Passados vinte anos, podemos nos dar conta do quanto foi antecipadora essa guinada de Dom Giussani. Guinada que pode ser exemplificada também por uma entrevista, concedida em abril de 1992, em que o mesmo Giussani fala da perseguição àqueles “que se movem na simplicidade da Tradição”. Quando o entrevistador lhe pergunta se ele se referia a uma perseguição de fato, Dom Giussani responde: “Isso mesmo. A ira do mundo, hoje, não se ergue diante da palavra Igreja, fica quieta até diante da ideia de alguém se dizer católico, ou diante da figura do Papa como autoridade moral. Aliás, existe uma reverência formal e até sincera. O ódio explode – mal se contém, e logo transbordará – diante de católicos que se apresentam como tais, católicos que se movem na simplicidade da Tradição” (Giussani, Luigi. Un avvenimento di vita, cioè una storia – introdução do cardeal Joseph Ratzinger. Ed. Il Sabato, Roma, 1993, p. 104).

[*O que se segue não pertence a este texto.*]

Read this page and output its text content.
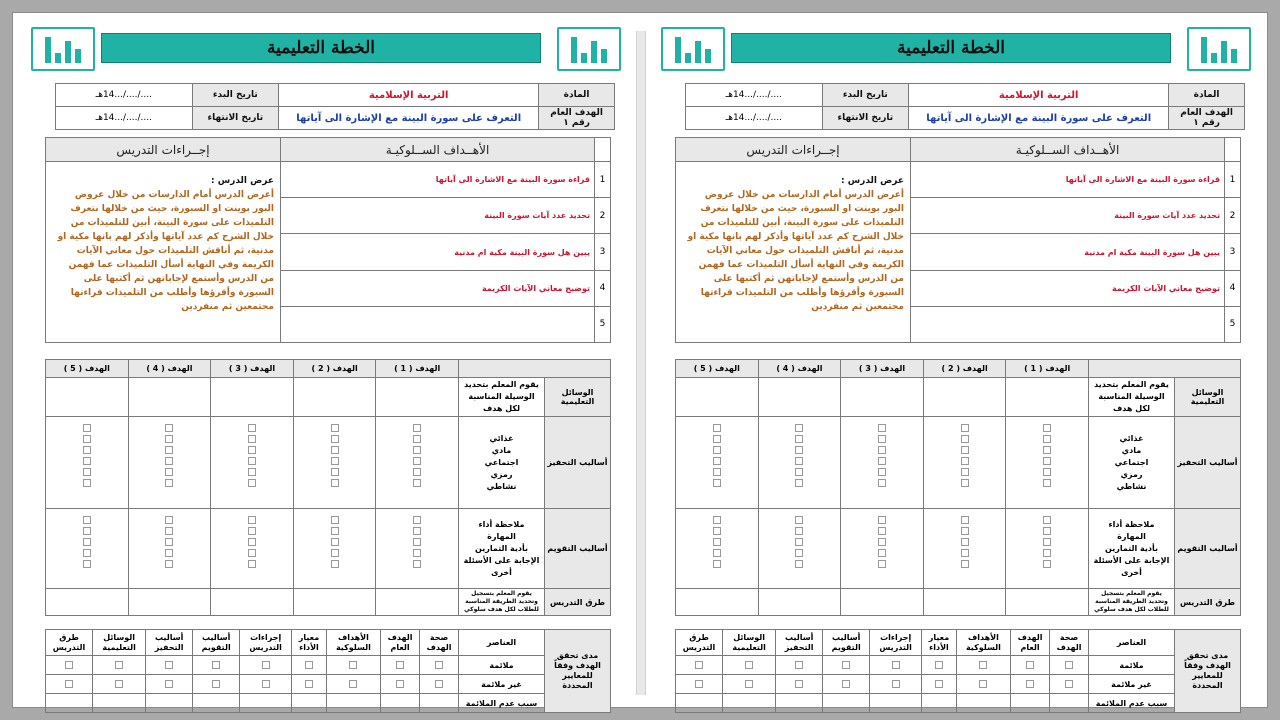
الخطة التعليمية
المادة	التربية الإسلامية	تاريخ البدء	..../..../...14هـ
الهدف العام رقم ١	التعرف على سورة البينة مع الإشارة الى آياتها	تاريخ الانتهاء	..../..../...14هـ
	الأهــداف الســلوكيـة	إجــراءات التدريس
1	قراءة سورة البينة مع الاشارة الى آياتها	عرض الدرس :
أعرض الدرس أمام الدارسات من خلال عروض البور بوينت او السبورة، حيث من خلالها نتعرف التلميذات على سورة البينة، أبين للتلميذات من خلال الشرح كم عدد آياتها وأذكر لهم بانها مكية او مدنية، ثم أناقش التلميذات حول معاني الآيات الكريمة وفي النهاية أسأل التلميذات عما فهمن من الدرس وأستمع لإجاباتهن ثم أكتبها على السبورة وأقرؤها وأطلب من التلميذات قراءتها مجتمعين ثم منفردين

2	تحديد عدد آيات سورة البينة	
3	يبين هل سورة البينة مكية ام مدنية	
4	توضيح معاني الآيات الكريمة	
5		
		الهدف ( 1 )	الهدف ( 2 )	الهدف ( 3 )	الهدف ( 4 )	الهدف ( 5 )
الوسائل التعليمية	يقوم المعلم بتحديد الوسيلة المناسبة لكل هدف					
أساليب التحفيز	غذائي
مادي
اجتماعي
رمزي
نشاطي					

أساليب التقويم	ملاحظة أداء
المهارة
بأدية التمارين
الإجابة على الأسئلة
أخرى					

طرق التدريس	يقوم المعلم بتسجيل وتحديد الطريقة المناسبة للطلاب لكل هدف سلوكي					
مدى تحقق الهدف وفقاً للمعايير المحددة	العناصر	صحة الهدف	الهدف العام	الأهداف السلوكية	معيار الأداء	إجراءات التدريس	أساليب التقويم	أساليب التحفيز	الوسائل التعليمية	طرق التدريس
	ملائمة	

	غير ملائمة	

	سبب عدم الملائمة									
الخطة التعليمية
المادة	التربية الإسلامية	تاريخ البدء	..../..../...14هـ
الهدف العام رقم ١	التعرف على سورة البينة مع الإشارة الى آياتها	تاريخ الانتهاء	..../..../...14هـ
	الأهــداف الســلوكيـة	إجــراءات التدريس
1	قراءة سورة البينة مع الاشارة الى آياتها	عرض الدرس :
أعرض الدرس أمام الدارسات من خلال عروض البور بوينت او السبورة، حيث من خلالها نتعرف التلميذات على سورة البينة، أبين للتلميذات من خلال الشرح كم عدد آياتها وأذكر لهم بانها مكية او مدنية، ثم أناقش التلميذات حول معاني الآيات الكريمة وفي النهاية أسأل التلميذات عما فهمن من الدرس وأستمع لإجاباتهن ثم أكتبها على السبورة وأقرؤها وأطلب من التلميذات قراءتها مجتمعين ثم منفردين

2	تحديد عدد آيات سورة البينة	
3	يبين هل سورة البينة مكية ام مدنية	
4	توضيح معاني الآيات الكريمة	
5		
		الهدف ( 1 )	الهدف ( 2 )	الهدف ( 3 )	الهدف ( 4 )	الهدف ( 5 )
الوسائل التعليمية	يقوم المعلم بتحديد الوسيلة المناسبة لكل هدف					
أساليب التحفيز	غذائي
مادي
اجتماعي
رمزي
نشاطي					

أساليب التقويم	ملاحظة أداء
المهارة
بأدية التمارين
الإجابة على الأسئلة
أخرى					

طرق التدريس	يقوم المعلم بتسجيل وتحديد الطريقة المناسبة للطلاب لكل هدف سلوكي					
مدى تحقق الهدف وفقاً للمعايير المحددة	العناصر	صحة الهدف	الهدف العام	الأهداف السلوكية	معيار الأداء	إجراءات التدريس	أساليب التقويم	أساليب التحفيز	الوسائل التعليمية	طرق التدريس
	ملائمة	

	غير ملائمة	

	سبب عدم الملائمة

Numa de suas últimas publicações antes de ser eleito sucessor de Pedro (Fé, verdade, tolerância. O cristianismo e as grandes religiões do mundo, coletânea elaborada em junho de 2003, reunindo artigos do cardeal Ratzinger sobre o tema), Joseph Ratzinger observava nas páginas de interlúdio acrescentadas especialmente para a edição: “O mal não é um lado do todo, do qual carecemos – como queria Hegel, e como Goethe quis mostrar no Fausto – mas a destruição do ser. O mal não se pode apresentar, assim como o Mefistófeles do Fausto, com as palavras: sou ‘uma parte daquela força que sempre quer o mal e sempre cria o bem’” (Trad. Sivar Hoeppner Ferreira. São Paulo: Instituto Brasileiro de Filosofia e Ciência “Raimundo Lúlio” [Ramon Llull], 2007, p. 48).

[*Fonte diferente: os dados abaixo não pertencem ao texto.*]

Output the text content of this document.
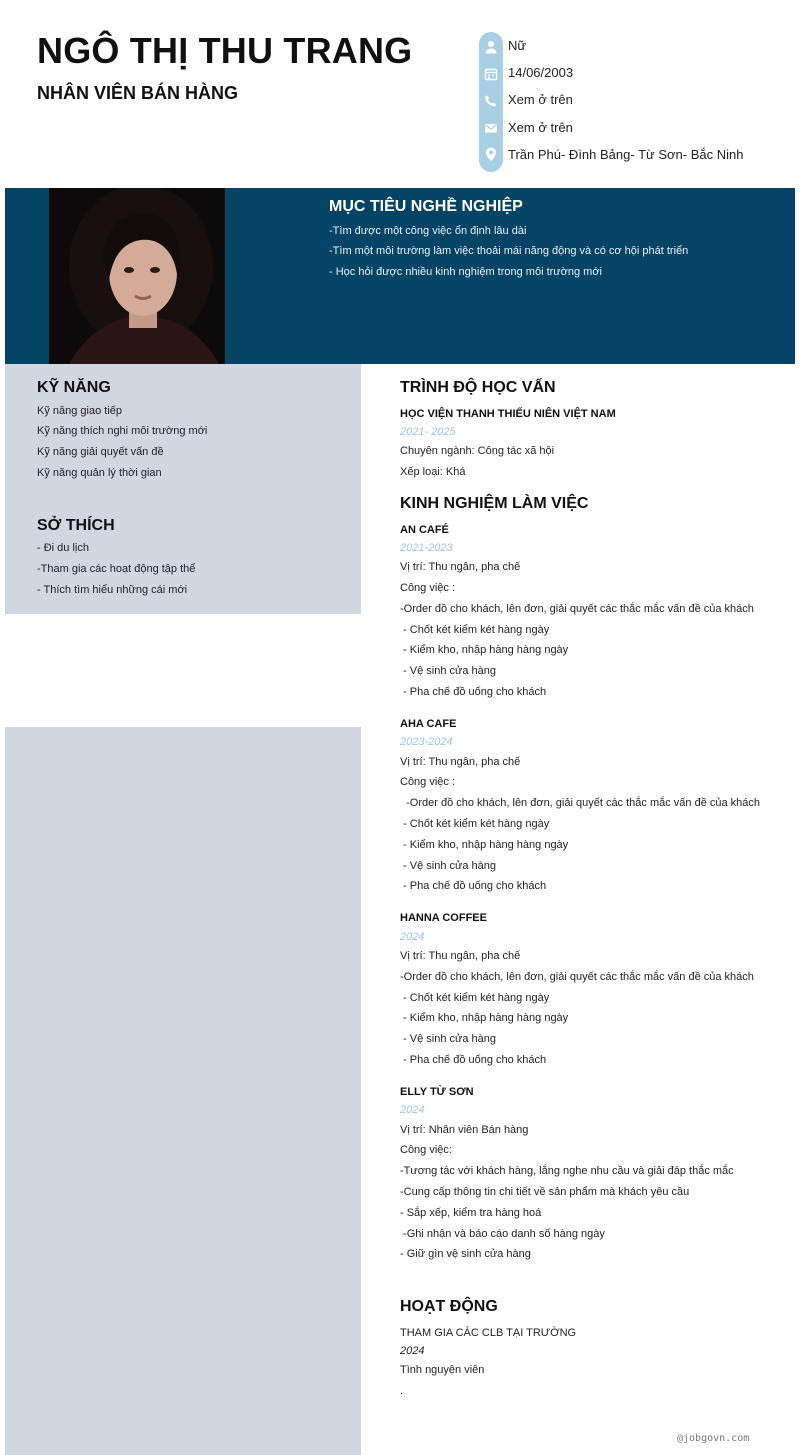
NGÔ THỊ THU TRANG
NHÂN VIÊN BÁN HÀNG
Nữ
14/06/2003
Xem ở trên
Xem ở trên
Trần Phú- Đình Bảng- Từ Sơn- Bắc Ninh
MỤC TIÊU NGHỀ NGHIỆP
-Tìm được một công việc ổn định lâu dài
-Tìm một môi trường làm việc thoải mái năng động và có cơ hội phát triển
- Học hỏi được nhiều kinh nghiệm trong môi trường mới
KỸ NĂNG
Kỹ năng giao tiếp
Kỹ năng thích nghi môi trường mới
Kỹ năng giải quyết vấn đề
Kỹ năng quản lý thời gian
SỞ THÍCH
- Đi du lịch
-Tham gia các hoạt động tập thể
- Thích tìm hiểu những cái mới
TRÌNH ĐỘ HỌC VẤN
HỌC VIỆN THANH THIẾU NIÊN VIỆT NAM
2021- 2025
Chuyên ngành: Công tác xã hội
Xếp loại: Khá
KINH NGHIỆM LÀM VIỆC
AN CAFÉ
2021-2023
Vị trí: Thu ngân, pha chế
Công việc :
-Order đồ cho khách, lên đơn, giải quyết các thắc mắc vấn đề của khách
- Chốt két kiểm két hàng ngày
- Kiểm kho, nhập hàng hàng ngày
- Vệ sinh cửa hàng
- Pha chế đồ uống cho khách
AHA CAFE
2023-2024
Vị trí: Thu ngân, pha chế
Công việc :
-Order đồ cho khách, lên đơn, giải quyết các thắc mắc vấn đề của khách
- Chốt két kiểm két hàng ngày
- Kiểm kho, nhập hàng hàng ngày
- Vệ sinh cửa hàng
- Pha chế đồ uống cho khách
HANNA COFFEE
2024
Vị trí: Thu ngân, pha chế
-Order đồ cho khách, lên đơn, giải quyết các thắc mắc vấn đề của khách
- Chốt két kiểm két hàng ngày
- Kiểm kho, nhập hàng hàng ngày
- Vệ sinh cửa hàng
- Pha chế đồ uống cho khách
ELLY TỪ SƠN
2024
Vị trí: Nhân viên Bán hàng
Công việc:
-Tương tác với khách hàng, lắng nghe nhu cầu và giải đáp thắc mắc
-Cung cấp thông tin chi tiết về sản phẩm mà khách yêu cầu
- Sắp xếp, kiểm tra hàng hoá
-Ghi nhận và báo cáo danh số hàng ngày
- Giữ gìn vệ sinh cửa hàng
HOẠT ĐỘNG
THAM GIA CÁC CLB TẠI TRƯỜNG
2024
Tình nguyện viên
.
@jobgovn.com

Mesmo sendo muito erudito e rico em citações, o artigo de Borghesi pode ser lido de um só fôlego. Possui uma estrutura muito simples, evidenciada pelos títulos das seções, que mostram, primeiro, o crescimento do fascínio do mal na era contemporânea, cada vez mais visto como a energia libertadora do homem; depois, a sua oposição prometeica ao Deus bom e misericordioso; e, enfim, o fato de ser concebido não em oposição, mas como princípio interno ao próprio Deus, exatamente como querem as mais sutis e perversas fábulas gnósticas.